Les Ismore
Platinum Member
Wonder how these will play on something like PREMIER'S 3 mm undersized shells?
The idea is that the entirety of the collar should be on the hoop side of the bearing edge. If any part of that formed collar area is inside the bearing edge, which is the playing/resonant surface, you will need to tension the head tighter to overcome that formed shape to pull it tight, which will be at some tension higher than if it was only the flat part of the head on the bearing edge. But also, just because you've overcome the form shape doesn't mean that its own tension isn't still there subtracting from the resonance.I still don't see any difference to "ordinary" drum heads, since solving the level 360 concept seems to be making a drumhead big enough to lay evenly on the drum. And as far as I know, Aquarian already has oversized drum heads for vintage drums. What exactly will the steep collar do for the sound?
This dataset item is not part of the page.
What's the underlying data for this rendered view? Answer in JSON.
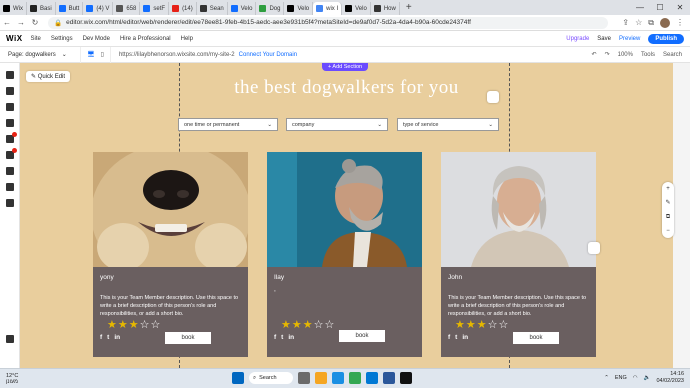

You have to be more specific in regards to explanaining exactly what these drum heads do.
Hey guys! Actually typing this from about 30,000ft. up right now, flying home to New York after the NAMM show. Wish I could have joined the conversation earlier, but NAMM has kept me quite busy! Please forgive that the rest of this post is something that I also posted on another forum, but I wanted to have this information available here as well.
I'd like to clear up some misconceptions about the new Evans Level 360 collar design. Consider this an unofficial FAQ of Level 360 for the time being. I'd be happy to answer more questions as they come up.
Is this a new series of drumheads?
Nope, this is a new design that we're applying to all of our heads going forward.
Which models are affected?
All 6-20" film-based drumheads- batters, resos, snare heads, snare sides, marching tenors, etc. Next up will be bass heads...
Will this cost more?
Nope. We have literally spent the last five years and hundreds of thousands of dollars redesigning our collar shape in order to create the most forgiving, easy to use, best sound line of drumheads available. But it won't cost you a penny more.
Why did Evans/D'Addario bother doing this?
Simply because we want to offer a better user experience with our drumheads. Drummers (or even non-drummers for that matter) should not need to struggle with tuning in order to achieve an acceptable tone. We want our heads to fit all drums the way that heads should have always should have fit. As a result, the heads tune far easier, have greater tuning range, and work better on all ranges of drums, from vintage to modern, low-end to high-end, pristine to out-of-round or damaged.
Sounds like a whole lot of marketing BS- my heads have always fit just fine.
Having personally been involved with the development of this collar and demonstrated it literally 300+ times over the past 4 days at NAMM, I can tell you that it is very real and quite tangible. The issue is that we've never had anything else to compare to. There was never an alternative to the way that heads fit. As a result, we've been taught a series of tricks to get our drums in tune. Have you ever seated a drumhead- over-tensioned it, crushed the collar, done the CPR-move on the center of the head in order to get a new drumhead ready to tune up? That's because the drumhead wasn't actually fitting perfectly on your drum.
Okay, but if my heads don't fit, how are they on my drums right now?
When we say that they don't fit, we're referring to the fact that they don't sit as we believe heads should. They require the techniques mentioned above, in combination with cross-lug tuning, pitch/tension balancing from lug to lug, and more in order to tune up. All of these tricks are meant to compensate for a lack of perfect fit.
I understand the skepticism around this. As soon as you get hands-on with the concept, it becomes clear. Throughout the course of NAMM this past week, I had many a skeptic come up and ask me about Level 360. I can say with great confidence that everyone walked away having seen/felt/heard the difference and believed that this is something truly revolutionary for drumheads, and drumming in general.
I will happily answer any questions about Level 360; be it the design concept, the effects, what the R&D process was like, how we made the change, etc. It has really been a privilege for me to be involved with this project over the years and we're all very excited to finally be rolling it out now.
Cheers!
Ben O'Brien Smith
Percussion Product Specialist
Evans | ProMark | PureSound
Hey Ben,
Thanks for the info. Are these in stores now? Or are they just in certain areas at present? Will they have a different inking distinguishing the new design from the old?
I got a 1st hand demo from Ben at NAMM, and I was pointed to go get a demo from Ben by someone I've known in the industry for 20 years ( who, oddly enough, used to work for Remo).
Seeing them first hand was great. They are as they say they are.
You can thrown them on, and get a decent tone without much effort.
At one point, Ben tuned up the drum, then took off one of the tension rods, and the head retained it's tone.
So, am I clear in the thought that you DO NOT need to seat these heads?
I'm not entirely sure, but I think they're going to use this new hoop process on all their heads. Don't quote me on that though!
I got a 14" J1 and it's a 360 head. Really, it's a small bump and not much of a noticeable difference. Don't expect flowers and candy, it's a drum head.